Amazon has an office here, too. But when the company announced it was looking for a second headquarters, Pittsburgh realized it was going to take a lot to lure Amazon a second time. So more than 400 hundred people — from government, business and higher education, along with a team of highly paid consultants — studied every aspect of the region to prepare the 300-page proposal for HQ2.

“If it takes a catalyst like that to bring people together in a room to really assess what our needs are, what are social needs are, what our infrastructure needs are and how we can do better to meet them, that’s not a bad thing,” Gross said.

David Ruppersberger with the Pittsburgh Regional Alliance worked on the proposal said the process confirmed much of what they already knew — that the city’s schools weren’t that great and the transportation system needed to be improved. And that when it comes to ethnic diversity, the region is lacking. Still, he said, it was important to compete.

“We recognized that the odds were long, but we also recognized early on that there were going to be benefit to this regardless of whether we were selected or not. And we feel like we’ve already won,” he said.

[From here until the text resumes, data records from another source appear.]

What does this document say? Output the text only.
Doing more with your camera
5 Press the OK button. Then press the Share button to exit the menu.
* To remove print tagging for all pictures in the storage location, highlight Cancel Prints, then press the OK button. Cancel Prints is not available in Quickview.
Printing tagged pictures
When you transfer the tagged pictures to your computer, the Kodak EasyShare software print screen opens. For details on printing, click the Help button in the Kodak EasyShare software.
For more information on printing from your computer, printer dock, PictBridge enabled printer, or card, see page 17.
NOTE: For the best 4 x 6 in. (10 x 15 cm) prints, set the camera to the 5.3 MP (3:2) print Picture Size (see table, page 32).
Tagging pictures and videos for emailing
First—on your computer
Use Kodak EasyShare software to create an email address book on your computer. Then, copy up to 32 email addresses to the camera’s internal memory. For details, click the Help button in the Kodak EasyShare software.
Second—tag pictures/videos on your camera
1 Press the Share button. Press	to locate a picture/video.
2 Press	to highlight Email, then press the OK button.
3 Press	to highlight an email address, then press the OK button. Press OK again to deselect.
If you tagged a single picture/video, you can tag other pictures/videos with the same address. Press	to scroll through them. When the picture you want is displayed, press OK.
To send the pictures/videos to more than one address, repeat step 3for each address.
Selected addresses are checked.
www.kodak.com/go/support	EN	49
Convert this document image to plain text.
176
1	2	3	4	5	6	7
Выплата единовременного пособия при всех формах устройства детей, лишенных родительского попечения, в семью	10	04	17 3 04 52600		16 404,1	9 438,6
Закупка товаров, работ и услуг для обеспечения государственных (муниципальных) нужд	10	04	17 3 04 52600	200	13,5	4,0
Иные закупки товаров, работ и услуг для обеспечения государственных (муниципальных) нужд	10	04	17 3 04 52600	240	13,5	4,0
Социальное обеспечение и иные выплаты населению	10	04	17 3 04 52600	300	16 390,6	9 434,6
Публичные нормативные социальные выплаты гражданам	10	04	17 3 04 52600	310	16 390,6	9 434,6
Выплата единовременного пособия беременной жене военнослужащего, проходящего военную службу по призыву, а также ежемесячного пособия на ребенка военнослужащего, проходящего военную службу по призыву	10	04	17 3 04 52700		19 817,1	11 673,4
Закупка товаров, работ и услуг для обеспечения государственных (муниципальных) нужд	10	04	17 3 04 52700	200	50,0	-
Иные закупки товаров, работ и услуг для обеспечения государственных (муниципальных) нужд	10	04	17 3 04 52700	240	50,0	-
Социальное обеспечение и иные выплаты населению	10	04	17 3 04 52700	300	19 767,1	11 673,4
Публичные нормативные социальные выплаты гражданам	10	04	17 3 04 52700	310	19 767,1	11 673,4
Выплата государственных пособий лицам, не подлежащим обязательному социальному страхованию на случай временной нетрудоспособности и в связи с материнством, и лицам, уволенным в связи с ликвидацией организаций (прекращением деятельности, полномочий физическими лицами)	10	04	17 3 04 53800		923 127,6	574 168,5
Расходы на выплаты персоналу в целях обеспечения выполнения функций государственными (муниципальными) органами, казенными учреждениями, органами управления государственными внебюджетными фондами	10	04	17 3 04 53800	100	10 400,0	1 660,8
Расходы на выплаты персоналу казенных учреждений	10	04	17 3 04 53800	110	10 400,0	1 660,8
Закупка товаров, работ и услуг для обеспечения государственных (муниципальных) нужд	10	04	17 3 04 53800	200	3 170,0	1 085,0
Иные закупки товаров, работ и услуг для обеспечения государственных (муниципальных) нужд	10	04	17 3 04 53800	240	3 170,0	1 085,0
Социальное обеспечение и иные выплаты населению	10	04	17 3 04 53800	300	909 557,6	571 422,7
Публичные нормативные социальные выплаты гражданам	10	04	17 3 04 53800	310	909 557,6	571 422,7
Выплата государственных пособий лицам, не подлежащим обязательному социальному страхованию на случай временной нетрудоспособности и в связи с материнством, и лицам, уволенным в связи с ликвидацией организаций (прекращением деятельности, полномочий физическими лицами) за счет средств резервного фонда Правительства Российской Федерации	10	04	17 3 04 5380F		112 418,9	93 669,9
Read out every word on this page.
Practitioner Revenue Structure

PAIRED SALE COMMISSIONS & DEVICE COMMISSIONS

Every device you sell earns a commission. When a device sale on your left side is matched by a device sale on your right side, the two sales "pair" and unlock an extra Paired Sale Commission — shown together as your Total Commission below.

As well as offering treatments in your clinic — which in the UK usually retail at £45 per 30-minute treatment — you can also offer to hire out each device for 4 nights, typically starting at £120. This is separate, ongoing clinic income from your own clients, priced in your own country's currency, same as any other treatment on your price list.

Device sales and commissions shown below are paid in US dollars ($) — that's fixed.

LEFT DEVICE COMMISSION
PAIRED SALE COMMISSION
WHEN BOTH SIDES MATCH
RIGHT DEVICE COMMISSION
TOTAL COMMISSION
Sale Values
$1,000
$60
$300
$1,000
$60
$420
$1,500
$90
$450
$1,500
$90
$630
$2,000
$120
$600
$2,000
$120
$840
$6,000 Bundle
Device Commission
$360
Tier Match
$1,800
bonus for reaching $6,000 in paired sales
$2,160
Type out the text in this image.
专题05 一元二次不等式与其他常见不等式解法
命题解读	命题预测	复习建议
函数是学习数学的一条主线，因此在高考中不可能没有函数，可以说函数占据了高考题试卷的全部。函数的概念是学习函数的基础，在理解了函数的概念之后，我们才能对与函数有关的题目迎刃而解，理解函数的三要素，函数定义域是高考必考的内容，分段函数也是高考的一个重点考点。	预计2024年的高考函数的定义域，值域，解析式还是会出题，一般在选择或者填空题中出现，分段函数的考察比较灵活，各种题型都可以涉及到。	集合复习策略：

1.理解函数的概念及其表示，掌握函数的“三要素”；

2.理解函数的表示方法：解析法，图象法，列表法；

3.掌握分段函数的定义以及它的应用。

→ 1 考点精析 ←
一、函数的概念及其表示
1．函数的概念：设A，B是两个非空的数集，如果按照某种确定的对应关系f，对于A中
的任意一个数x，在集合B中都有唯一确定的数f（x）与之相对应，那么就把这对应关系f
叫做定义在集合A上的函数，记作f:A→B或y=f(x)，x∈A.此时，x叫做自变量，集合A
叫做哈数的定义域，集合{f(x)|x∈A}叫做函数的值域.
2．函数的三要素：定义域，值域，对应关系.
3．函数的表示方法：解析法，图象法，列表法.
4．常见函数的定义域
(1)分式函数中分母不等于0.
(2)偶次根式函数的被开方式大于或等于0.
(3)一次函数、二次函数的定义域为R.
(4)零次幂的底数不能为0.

Won, because Pittsburgh now has a detailed and data-rich profile of itself that it can use to drive improvement. And since making it onto Amazon’s short list of finalists, other companies have come calling, what Ruppersberger calls “mini Amazons.”

Like Affirm, a financial tech company that said last month it will set up a big office in Pittsburgh. And the Pittsburgh airport has been landing more direct flights to other tech hubs; earlier this year, a direct flight started to Seattle.  

Pittsburgh was already in line for the flight, but Christina Cassotis, CEO at the Pittsburgh International Airport, said the timing looked good nonetheless and made it easier to court other airlines and flights.

“Amazon gave us a great platform to say, ‘See, look, we’re in contention for this,’ and that was really, that was a fantastic calling card for us,” she said.  

Just competing can be good business for a city, said economist Timothy Bartik with the Upjohn Institute.

“The whole process of trying to figure out how you attract the company might lead to better management of key public services,” he said. That’s a lesson other cities may have learned.

Back in the ’90s, United Airlines was looking to build a new maintenance facility that would create 5,000 jobs. The finalists were Indianapolis and Oklahoma City. When Indianapolis won, Oklahoma City pressed United to reveal why.

“They finally disclosed that they had sent in some mid-level executives and their spouses and asked them to spend a weekend in Oklahoma City and report back to the board of directors in Chicago. And when the board looked at that report, they just decided they couldn’t imagine their employees living there,” said former Oklahoma City Mayor Mick Cornett.

It was hard to hear, but it spurred the city to improve its downtown and outdoor space with hotels and restaurants and bring in sports teams. And those changes attracted new companies. Cornett said the United facility was “the best thing that didn’t happen.”

Years from now, some cities may be saying the same thing about Amazon HQ2.